Annabelle watched Lorna speak. Watched more than listened, not that she didn’t want to listen, she was a good listener, but she couldn’t really hear. She was stinkin’ drunk. It hadn’t gotten so bad that Lorna was multiplying before her eyes, but focus wasn’t her strong point at the moment. She watched Lorna gesticulate, her usual pristine manicure sparkling in the diffused sunlight, she watched Lorna’s long, white blonde locks shiver, watched her earrings slap furiously against the side of her face. Oh — they were the agate and amethyst stones that Annabelle had given her for her birthday —
“Hey. Heeeeeeeeeeeeeey. You’re wearing the earrings. I didn’t think you would.”

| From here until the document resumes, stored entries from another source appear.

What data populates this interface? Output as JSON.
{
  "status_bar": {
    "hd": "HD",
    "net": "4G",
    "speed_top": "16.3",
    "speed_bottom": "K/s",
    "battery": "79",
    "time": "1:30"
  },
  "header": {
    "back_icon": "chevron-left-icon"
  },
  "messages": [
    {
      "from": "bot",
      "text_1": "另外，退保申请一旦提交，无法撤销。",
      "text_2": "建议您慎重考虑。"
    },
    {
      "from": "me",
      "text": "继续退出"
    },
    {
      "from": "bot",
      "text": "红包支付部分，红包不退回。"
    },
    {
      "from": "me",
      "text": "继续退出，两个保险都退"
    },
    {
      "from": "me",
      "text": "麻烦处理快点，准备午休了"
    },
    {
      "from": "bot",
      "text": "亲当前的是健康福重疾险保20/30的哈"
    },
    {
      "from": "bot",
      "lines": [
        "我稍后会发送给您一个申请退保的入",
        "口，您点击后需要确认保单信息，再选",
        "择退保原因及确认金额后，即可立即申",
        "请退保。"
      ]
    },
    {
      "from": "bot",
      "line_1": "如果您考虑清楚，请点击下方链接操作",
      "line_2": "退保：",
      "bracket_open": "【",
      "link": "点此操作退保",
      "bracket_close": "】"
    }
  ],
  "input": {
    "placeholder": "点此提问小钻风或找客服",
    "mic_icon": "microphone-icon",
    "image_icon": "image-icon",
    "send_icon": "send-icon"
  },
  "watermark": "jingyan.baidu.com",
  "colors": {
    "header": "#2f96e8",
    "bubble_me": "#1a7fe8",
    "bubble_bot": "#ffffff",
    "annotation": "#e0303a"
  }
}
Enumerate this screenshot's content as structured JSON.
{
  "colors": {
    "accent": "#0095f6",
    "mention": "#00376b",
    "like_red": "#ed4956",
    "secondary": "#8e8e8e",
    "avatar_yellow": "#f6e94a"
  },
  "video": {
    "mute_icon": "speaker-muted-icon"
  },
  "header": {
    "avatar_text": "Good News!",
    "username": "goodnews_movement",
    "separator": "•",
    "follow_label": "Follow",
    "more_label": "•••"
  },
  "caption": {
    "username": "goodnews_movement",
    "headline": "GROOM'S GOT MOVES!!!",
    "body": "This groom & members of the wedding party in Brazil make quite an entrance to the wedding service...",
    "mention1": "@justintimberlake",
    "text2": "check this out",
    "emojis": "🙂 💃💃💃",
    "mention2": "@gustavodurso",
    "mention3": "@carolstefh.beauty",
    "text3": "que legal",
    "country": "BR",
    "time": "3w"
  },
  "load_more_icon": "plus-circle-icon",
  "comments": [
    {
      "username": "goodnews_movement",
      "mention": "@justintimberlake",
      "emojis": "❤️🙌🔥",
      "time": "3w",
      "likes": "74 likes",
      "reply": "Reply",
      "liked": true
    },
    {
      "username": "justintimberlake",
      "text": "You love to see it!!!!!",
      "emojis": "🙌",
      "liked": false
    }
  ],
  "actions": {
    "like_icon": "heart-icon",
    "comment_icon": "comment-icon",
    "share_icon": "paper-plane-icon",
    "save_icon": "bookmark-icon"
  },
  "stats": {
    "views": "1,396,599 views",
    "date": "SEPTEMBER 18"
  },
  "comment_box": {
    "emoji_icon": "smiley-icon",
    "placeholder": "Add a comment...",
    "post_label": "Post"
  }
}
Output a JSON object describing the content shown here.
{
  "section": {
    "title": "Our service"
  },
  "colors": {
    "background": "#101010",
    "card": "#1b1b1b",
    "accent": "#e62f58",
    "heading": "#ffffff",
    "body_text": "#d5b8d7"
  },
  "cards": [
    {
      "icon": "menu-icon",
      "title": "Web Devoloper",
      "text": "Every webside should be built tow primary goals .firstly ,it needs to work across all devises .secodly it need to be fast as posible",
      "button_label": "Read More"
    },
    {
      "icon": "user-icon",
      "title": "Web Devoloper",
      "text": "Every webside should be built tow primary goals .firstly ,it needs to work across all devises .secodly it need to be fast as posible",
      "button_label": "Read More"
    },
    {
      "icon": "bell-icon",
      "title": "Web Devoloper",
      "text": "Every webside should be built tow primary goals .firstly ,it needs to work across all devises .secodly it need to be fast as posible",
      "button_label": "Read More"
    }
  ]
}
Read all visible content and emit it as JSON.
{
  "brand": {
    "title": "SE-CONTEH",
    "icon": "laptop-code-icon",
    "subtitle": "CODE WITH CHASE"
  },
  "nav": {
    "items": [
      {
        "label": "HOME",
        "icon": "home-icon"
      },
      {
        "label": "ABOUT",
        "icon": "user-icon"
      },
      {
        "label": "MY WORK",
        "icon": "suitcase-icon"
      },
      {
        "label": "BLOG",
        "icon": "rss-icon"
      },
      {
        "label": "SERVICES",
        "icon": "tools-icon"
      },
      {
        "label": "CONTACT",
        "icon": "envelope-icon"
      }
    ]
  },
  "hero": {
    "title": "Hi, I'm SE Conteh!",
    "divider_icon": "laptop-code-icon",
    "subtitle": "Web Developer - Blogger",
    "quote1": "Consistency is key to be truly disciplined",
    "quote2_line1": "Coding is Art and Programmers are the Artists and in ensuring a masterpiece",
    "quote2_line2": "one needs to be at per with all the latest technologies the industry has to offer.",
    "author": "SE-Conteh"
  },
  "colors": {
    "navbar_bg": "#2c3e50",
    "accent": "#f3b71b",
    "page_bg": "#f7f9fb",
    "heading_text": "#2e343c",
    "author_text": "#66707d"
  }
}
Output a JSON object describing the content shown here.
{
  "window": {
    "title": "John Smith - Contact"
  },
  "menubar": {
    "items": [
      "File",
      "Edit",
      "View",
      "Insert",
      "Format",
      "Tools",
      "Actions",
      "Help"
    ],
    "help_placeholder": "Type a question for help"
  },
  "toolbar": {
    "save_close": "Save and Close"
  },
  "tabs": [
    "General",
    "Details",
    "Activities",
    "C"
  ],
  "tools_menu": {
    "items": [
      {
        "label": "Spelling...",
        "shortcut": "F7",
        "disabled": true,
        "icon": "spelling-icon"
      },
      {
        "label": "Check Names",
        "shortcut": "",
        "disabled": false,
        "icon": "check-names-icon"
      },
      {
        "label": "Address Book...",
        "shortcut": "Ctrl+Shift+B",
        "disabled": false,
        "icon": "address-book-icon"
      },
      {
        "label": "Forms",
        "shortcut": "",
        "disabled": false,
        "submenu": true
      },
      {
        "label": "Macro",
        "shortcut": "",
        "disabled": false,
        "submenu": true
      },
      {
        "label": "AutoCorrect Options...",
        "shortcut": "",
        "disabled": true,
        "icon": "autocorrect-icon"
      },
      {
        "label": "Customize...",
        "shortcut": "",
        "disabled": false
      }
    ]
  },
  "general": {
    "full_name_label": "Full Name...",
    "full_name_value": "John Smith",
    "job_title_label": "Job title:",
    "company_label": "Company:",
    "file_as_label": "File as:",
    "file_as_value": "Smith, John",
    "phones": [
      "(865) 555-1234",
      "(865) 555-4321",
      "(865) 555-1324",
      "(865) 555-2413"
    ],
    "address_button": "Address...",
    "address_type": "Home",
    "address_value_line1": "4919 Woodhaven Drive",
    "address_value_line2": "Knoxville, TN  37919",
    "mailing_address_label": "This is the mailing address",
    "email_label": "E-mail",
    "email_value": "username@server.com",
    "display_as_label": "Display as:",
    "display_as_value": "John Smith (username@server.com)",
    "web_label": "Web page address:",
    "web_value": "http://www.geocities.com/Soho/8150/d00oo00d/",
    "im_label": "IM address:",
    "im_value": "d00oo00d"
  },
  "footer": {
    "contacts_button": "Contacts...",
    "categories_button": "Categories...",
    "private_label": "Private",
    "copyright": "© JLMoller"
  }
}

“They go with the Narciso. I do love them.”
“Do you feel any change in the frequency of your migraines? The combination of the crystals ought to have a healing effect — ”
“Anna.”
“Okay, okay. Go on.”
Lorna recommenced her detailed and detachedly hilarious account of the high jinks of one of her highest profile clients. Annabelle wondered yet again how the self-possessed Lorna Bates, the avowedly not warm-and-cuddly Lorna Bates, could make such a success out of working in as touchy-and-feely a business as public relations. That, she supposed, was it exactly: Lorna’s self-possession — intimidating on a good day, something akin to nuclear fission on a bad one — could get her and her clients anything they wanted, through sheer force of resolute will.